After it became public that Colorado College had invited Hanan Ashrawi of the Palestinian Authority to address the one-year memorial of 9/11, outraged students, parents, faculty, and alumni pressured the college administration to add someone to give an alternate point of view. I was the one given this honor.
Hanan Ashrawi speaking at Colorado College. |
Bin Laden and his ilk represent violence and fanaticism. The United States must learn from its tragedy to avoid this course. Instead, it should follow the dictates of the United Nations, including, of course, those many that apply to Israel. QED.
This, by the way, is the standard leftist agenda for a world order (which I plan to devote a column to shortly) as applied to the Arab-Israeli conflict.
The audience divided, as best I could tell, about half-half, with some clapping madly and others sitting firmly on their hands. The only protests were the waving of small "I disagree" signs and the very occasional boo (usually, when Ashrawi made a gratuitous swipe at Israel). For some reason, the college president, Richard Celeste, tolerated the applause that interrupted Ashrawi's talk but remonstrated against the booing - though they were parallel responses. I am still puzzling over that one.
After Ashrawi finished, Celeste announced the other events of the multi-day symposium and, in an almost slurred way, also announced my talk, to follow Ashrawi's. (He thus kept his part of the bargain, but just barely; my talk was an official college function but not part of the symposium.)
Those who fought for my giving a response to Ashrawi did a magnificent job, mobilizing and pressuring the college to include an alternative point of view; but they made a tactical mistake in placing me in a venue separate from Ashrawi's. I spoke in front of a large tent on the lawn just by the auditorium where Ashrawi had been.
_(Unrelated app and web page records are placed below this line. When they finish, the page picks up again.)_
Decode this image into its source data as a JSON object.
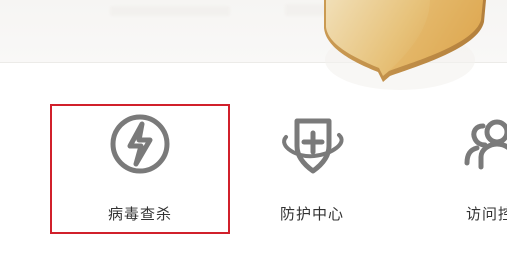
{
  "features": [
    {
      "label": "病毒查杀",
      "icon": "virus-scan-bolt-icon",
      "selected": true
    },
    {
      "label": "防护中心",
      "icon": "protection-shield-plus-icon",
      "selected": false
    },
    {
      "label": "访问控",
      "icon": "access-control-users-icon",
      "selected": false
    }
  ],
  "colors": {
    "accent": "#d1202b",
    "icon_gray": "#7a7a7a",
    "text": "#333333",
    "shield_gold_light": "#efd6a1",
    "shield_gold_dark": "#d8a24d"
  }
}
I had about half her audience and half her media coverage. Fortunately, though warm, there was no rain and the event went off well.
I had the privilege of being introduced by Ken Salazar, the attorney general of Colorado, a graduate of Colorado College, and a member of its board of trustees. I did three things in a few minutes (many fewer minutes than one hundred): review the Ashrawi controversy, rebut her talk (pointing out her biases, conceptual errors, factual mistakes, etc.), then outline "what she should have said" - namely my own views on the topic of the symposium. (A succinct version of these can be found at "Aim the War on Terror at Militant Islam," Los Angeles Times, January 6, 2002.)
I congratulated my enthusiastic crowd on their energy and resolve concerning Ashrawi at Colorado College, but I also emphasized that protesting her a single time would not amount to much. Systematic and organized efforts must be made to delegitimize voices such as hers, those that are on the enemy's side in our current war. They have a perfect right to speak but they should not be awarded prestigious and highly-paid fora in which to promote those views.
Sep. 18, 2002 addenda: (1) For reporting on the event, see the "Palestinian speaker roils Colorado college" in The Washington Times, a much superior account than that of Associated Press or the local newspapers..
(2) I placed the Colorado College episode in context (along with the Binyamin Netanyahu talk in Montreal) in my column yesterday, "The War on Campus."
(3) For a fine piece on my talk at another CC - in this case Connecticut College - see "At Conn, fear muffles the debate" in Connecticut's Day newspaper, September 15, 2002.
Apr. 2, 2017 update: Fifteen years later and Ashrawi still resents my raining on her parade. From a (slightly incoherent) talk she gave on Mar. 24 in Washington, discussing "Israeli apologists and spin doctors":
you have academic and cultural individuals and spin doctors who have been a primary force in shaping public perceptions including Krauthammer, Dershowitz, I'm sure you're hearing him now, Daniel Pipes.